Question.

Let Y be a random variable that has a Poisson distribution with parameter $\displaystyle \lambda$. Without using generating functions:

(a) show that E(X) = $\displaystyle \lambda$

(b) find E(X^3).

Answer

(a)

$\displaystyle E(X)=\Sigma_xxf_X(x)=\Sigma_{x=0}^{\infty}\frac{\l ambda^xe^{-\lambda}x}{x!}={\lambda}e^{-\lambda}\Sigma_{x=0}^{\infty}\frac{\lambda^{x-1}}{(x-1)!}={\lambda}e^{-\lambda}e^{\lambda}={\lambda}e^0=\lambda$

(I used exp expansion for summation)

(b) and now I am stuck with the powers of x in my summation expression...

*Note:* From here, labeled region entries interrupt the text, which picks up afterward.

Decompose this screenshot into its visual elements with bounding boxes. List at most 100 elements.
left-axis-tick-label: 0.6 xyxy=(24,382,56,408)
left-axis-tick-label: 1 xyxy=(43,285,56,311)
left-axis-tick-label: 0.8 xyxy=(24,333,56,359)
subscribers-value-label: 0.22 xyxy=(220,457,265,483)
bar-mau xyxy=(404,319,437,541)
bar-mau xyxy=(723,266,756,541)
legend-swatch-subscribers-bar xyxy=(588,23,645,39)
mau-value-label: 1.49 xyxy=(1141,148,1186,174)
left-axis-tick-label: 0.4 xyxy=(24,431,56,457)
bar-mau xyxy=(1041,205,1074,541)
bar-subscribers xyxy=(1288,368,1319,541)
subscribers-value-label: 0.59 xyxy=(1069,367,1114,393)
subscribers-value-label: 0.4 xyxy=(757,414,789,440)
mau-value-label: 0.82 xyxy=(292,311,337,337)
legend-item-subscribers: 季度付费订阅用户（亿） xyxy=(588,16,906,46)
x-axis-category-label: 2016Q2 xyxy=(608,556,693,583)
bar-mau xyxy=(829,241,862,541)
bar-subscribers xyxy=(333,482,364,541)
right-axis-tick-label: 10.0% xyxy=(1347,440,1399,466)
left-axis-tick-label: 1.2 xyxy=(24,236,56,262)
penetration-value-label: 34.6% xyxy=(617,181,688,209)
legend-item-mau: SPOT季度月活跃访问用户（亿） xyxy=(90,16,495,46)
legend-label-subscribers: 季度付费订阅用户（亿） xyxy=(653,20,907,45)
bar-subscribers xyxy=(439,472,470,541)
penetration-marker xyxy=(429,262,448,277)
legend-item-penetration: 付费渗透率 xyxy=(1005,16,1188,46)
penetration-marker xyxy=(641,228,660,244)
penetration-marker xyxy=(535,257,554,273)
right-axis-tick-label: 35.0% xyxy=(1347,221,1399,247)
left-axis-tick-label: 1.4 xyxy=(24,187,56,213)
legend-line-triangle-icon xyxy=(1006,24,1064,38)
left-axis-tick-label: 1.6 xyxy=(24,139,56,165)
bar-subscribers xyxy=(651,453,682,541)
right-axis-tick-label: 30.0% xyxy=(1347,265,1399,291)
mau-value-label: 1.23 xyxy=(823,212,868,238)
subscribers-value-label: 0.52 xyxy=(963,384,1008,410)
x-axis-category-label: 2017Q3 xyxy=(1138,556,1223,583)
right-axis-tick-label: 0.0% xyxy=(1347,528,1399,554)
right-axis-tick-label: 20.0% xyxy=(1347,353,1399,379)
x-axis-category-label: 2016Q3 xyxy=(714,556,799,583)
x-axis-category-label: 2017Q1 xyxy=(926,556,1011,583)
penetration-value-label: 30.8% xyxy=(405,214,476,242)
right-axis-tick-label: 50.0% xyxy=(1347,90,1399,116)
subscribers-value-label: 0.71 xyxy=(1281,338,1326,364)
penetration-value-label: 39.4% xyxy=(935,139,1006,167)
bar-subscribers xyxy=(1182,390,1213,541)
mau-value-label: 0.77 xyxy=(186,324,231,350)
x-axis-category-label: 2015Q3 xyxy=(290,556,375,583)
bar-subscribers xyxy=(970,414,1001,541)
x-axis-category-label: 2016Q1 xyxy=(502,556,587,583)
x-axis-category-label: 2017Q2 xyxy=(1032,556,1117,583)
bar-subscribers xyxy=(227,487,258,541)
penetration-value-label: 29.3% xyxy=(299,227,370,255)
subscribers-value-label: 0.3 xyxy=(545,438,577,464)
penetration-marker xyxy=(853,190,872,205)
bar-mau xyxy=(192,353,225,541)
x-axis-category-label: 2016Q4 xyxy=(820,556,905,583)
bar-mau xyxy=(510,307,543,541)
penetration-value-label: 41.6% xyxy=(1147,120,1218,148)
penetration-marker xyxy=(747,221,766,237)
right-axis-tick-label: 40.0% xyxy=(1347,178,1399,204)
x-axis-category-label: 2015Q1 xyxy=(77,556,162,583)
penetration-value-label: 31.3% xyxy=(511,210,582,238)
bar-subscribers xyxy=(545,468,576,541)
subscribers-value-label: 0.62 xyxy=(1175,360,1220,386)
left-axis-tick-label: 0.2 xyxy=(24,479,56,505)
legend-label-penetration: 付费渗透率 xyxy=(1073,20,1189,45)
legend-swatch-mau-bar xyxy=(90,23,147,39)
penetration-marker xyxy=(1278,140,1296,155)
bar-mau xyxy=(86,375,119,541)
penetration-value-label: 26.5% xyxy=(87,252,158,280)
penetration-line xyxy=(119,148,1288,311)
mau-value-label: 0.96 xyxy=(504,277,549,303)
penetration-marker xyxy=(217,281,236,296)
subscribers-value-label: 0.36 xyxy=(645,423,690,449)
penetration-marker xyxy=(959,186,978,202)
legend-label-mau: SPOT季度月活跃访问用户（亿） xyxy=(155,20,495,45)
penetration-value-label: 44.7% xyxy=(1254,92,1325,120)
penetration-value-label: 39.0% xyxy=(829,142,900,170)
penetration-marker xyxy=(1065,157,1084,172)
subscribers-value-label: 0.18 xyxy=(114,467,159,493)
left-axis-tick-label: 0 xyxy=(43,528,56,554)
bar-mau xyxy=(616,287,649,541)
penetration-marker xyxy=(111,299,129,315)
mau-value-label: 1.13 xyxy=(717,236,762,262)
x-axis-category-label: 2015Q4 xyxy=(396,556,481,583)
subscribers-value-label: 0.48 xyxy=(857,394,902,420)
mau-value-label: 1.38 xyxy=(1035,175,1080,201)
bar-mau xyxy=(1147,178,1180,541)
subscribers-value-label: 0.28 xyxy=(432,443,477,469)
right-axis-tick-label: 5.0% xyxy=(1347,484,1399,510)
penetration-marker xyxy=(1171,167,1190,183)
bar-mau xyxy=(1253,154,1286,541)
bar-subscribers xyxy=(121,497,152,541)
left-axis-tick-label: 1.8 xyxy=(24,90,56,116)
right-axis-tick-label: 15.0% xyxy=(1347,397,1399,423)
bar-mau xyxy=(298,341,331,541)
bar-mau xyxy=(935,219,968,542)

$\displaystyle E(X)=\Sigma_xx^3f_X(x)=\Sigma_{x=0}^{\infty}\frac{ \lambda^xe^{-\lambda}x^3}{x!}={\lambda}e^{-\lambda}\Sigma_{x=0}^{\infty}\frac{\lambda^{x-1}x^2}{(x-1)!}$

I tried to substitute x-1=j:

$\displaystyle ={\lambda}e^{-\lambda}\Sigma_{j=1}^{\infty}\frac{\lambda^j(j+1)^ 2}{j!}=$

and then possibly expand (j+1)^2 into {j^2+2j+1} but then I have to deal with j^2 again (as with x^2 before), so it does not seem to help.

Are there any methods to deal with these kinds of summation calculations? I have looked into many books but they all show calculations of n-th moments straight from the moment generating functions, and my examinor seem to prefer his students to calculate from 'first principles' - this is a sample exam question. Unfortunately, there is no answer to this question in the study guide.